We went for a walk into the vines along the ridge, most of the fruit Justin uses is bought in, from growers he knows and trusts after years in the region, he knows where to go to get good grapes. But it’s also about assembling the wine, looking out from our vantage point, we can see the different subregions of McLaren Vale, with quite different soil types and varying influences of the sun and coastal winds. Within the McLaren Vale region, there are so many completely different geological types, Shiraz brought in from these different subregions will bring different characteristics to the blend.

Justin McNamee at Samuel’s Gorge

Samuel’s Gorge has only three different wines: Shiraz, Grenache and Tempranillo, all varietal, but with grapes brought in from all over the region to give their different characteristics. Justin makes his wines not necessarily as block-busting medal-winners, which will often need to have some sort of extreme characteristic that will make it stick out in a from the hundreds of wines judges might be tasting. These kind of wines can often be a bit too massive to sit well on a wine list in a restaurant though, as they will simply overpower any food. So Justin makes his wines with the sommelier in mind, and as a result has found favour with many restranteurs.

At the cellar door there are also a couple of ‘Golding’ whites which he makes for the Golding family who own the vines in Lenswood (Adelaide hills). As the Tempranillo was sold out when I visited, that left only four wines, and as they were all so good, here’s what I thought of them all…

Golding ‘The Local’ Lenswood Sauvignon Blanc 2007

A complex new world style of Sauvignon, fresh and zesty, with gentle aromatic blossom on the nose and herbaceous palate with a bit of cheese rind savoury character, tasty.

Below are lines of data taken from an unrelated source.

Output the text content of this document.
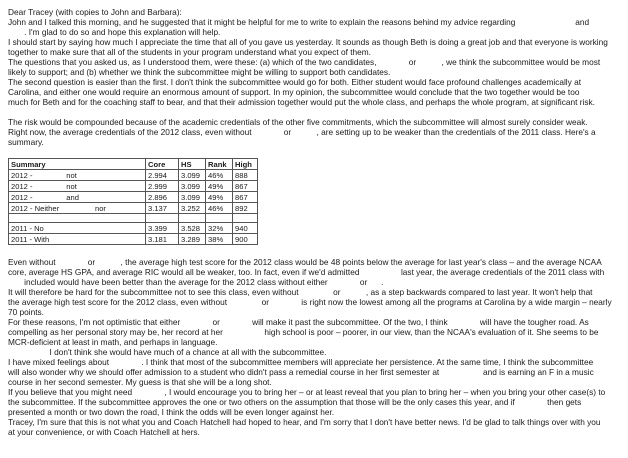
Dear Tracey (with copies to John and Barbara):
John and I talked this morning, and he suggested that it might be helpful for me to write to explain the reasons behind my advice regarding                          and
. I'm glad to do so and hope this explanation will help.
I should start by saying how much I appreciate the time that all of you gave us yesterday. It sounds as though Beth is doing a great job and that everyone is working
together to make sure that all of the students in your program understand what you expect of them.
The questions that you asked us, as I understood them, were these: (a) which of the two candidates,              or           , we think the subcommittee would be most
likely to support; and (b) whether we think the subcommittee might be willing to support both candidates.
The second question is easier than the first. I don't think the subcommittee would go for both. Either student would face profound challenges academically at
Carolina, and either one would require an enormous amount of support. In my opinion, the subcommittee would conclude that the two together would be too
much for Beth and for the coaching staff to bear, and that their admission together would put the whole class, and perhaps the whole program, at significant risk.
The risk would be compounded because of the academic credentials of the other five commitments, which the subcommittee will almost surely consider weak.
Right now, the average credentials of the 2012 class, even without              or           , are setting up to be weaker than the credentials of the 2011 class. Here's a
summary.
Summary	Core	HS	Rank	High
2012 -                not	2.994	3.099	46%	888
2012 -                not	2.999	3.099	49%	867
2012 -                and	2.896	3.099	49%	867
2012 - Neither                 nor	3.137	3.252	46%	892

2011 - No	3.399	3.528	32%	940
2011 - With	3.181	3.289	38%	900
Even without              or           , the average high test score for the 2012 class would be 48 points below the average for last year's class – and the average NCAA
core, average HS GPA, and average RIC would all be weaker, too. In fact, even if we'd admitted                  last year, the average credentials of the 2011 class with
included would have been better than the average for the 2012 class without either              or      .
It will therefore be hard for the subcommittee not to see this class, even without               or           , as a step backwards compared to last year. It won't help that
the average high test score for the 2012 class, even without               or              is right now the lowest among all the programs at Carolina by a wide margin – nearly
70 points.
For these reasons, I'm not optimistic that either              or              will make it past the subcommittee. Of the two, I think              will have the tougher road. As
compelling as her personal story may be, her record at her                  high school is poor – poorer, in our view, than the NCAA's evaluation of it. She seems to be
MCR-deficient at least in math, and perhaps in language.
I don't think she would have much of a chance at all with the subcommittee.
I have mixed feelings about              . I think that most of the subcommittee members will appreciate her persistence. At the same time, I think the subcommittee
will also wonder why we should offer admission to a student who didn't pass a remedial course in her first semester at                   and is earning an F in a music
course in her second semester. My guess is that she will be a long shot.
If you believe that you might need              , I would encourage you to bring her – or at least reveal that you plan to bring her – when you bring your other case(s) to
the subcommittee. If the subcommittee approves the one or two others on the assumption that those will be the only cases this year, and if              then gets
presented a month or two down the road, I think the odds will be even longer against her.
Tracey, I'm sure that this is not what you and Coach Hatchell had hoped to hear, and I'm sorry that I don't have better news. I'd be glad to talk things over with you
at your convenience, or with Coach Hatchell at hers.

Golding ‘Billy goat hill’ Lenswood Chardonnay 2005

Lovely toasty oak that sits delicately on the citrus and pineapple acidity. A really complex, layered wine with a long clean finish and another dusting of toast at the finish.

Samuel’s Gorge Grenache 2005

Justin is another advocate of Grenache as a quality grape in the McLaren Vale, as it has been grown here for over 120 years. As Justin puts it, “Grenache is like warm climate Pinot Noir – and even more difficult to get in harmony”

This one, quoting directly from my scruffy tasting notes is, Balanced style – not over alchoholic or thin (as Grenache often is) Earthy plum – rich but not jammy.

That in my eyes makes this one of the most successful Grenaches I’ve had, but the French have been using it as a serious grape for centuries… Chateauneuf-du-Pape is usually Grenache dominated, and the ‘Bernadine’ by Chapoutier is 100% Grenache (and lovely – especially the 2001…)

And best for last…

Samuel’s Gorge Shiraz 2005

On the nose a deep dark fruit core under a softer feeling mellowness, as well as all that, there is something a little harder – a smoky earthiness giving weight. The palate has deep fruit, which is not stodgy or cloying thanks to the earthy texture and slightly savoury character that will keep the someliers happy! With so much going on, it must be the assemblage of all those different parcels that makes this such a complex wine – top notch! and pretty affordable at $35

As Samuel’s Gorge is such a new label, the production is pretty small, but if you can find any, you’ll do well to stock up and as well as drinking fantastic wines you will be supporting a ‘real’ and passionate winery.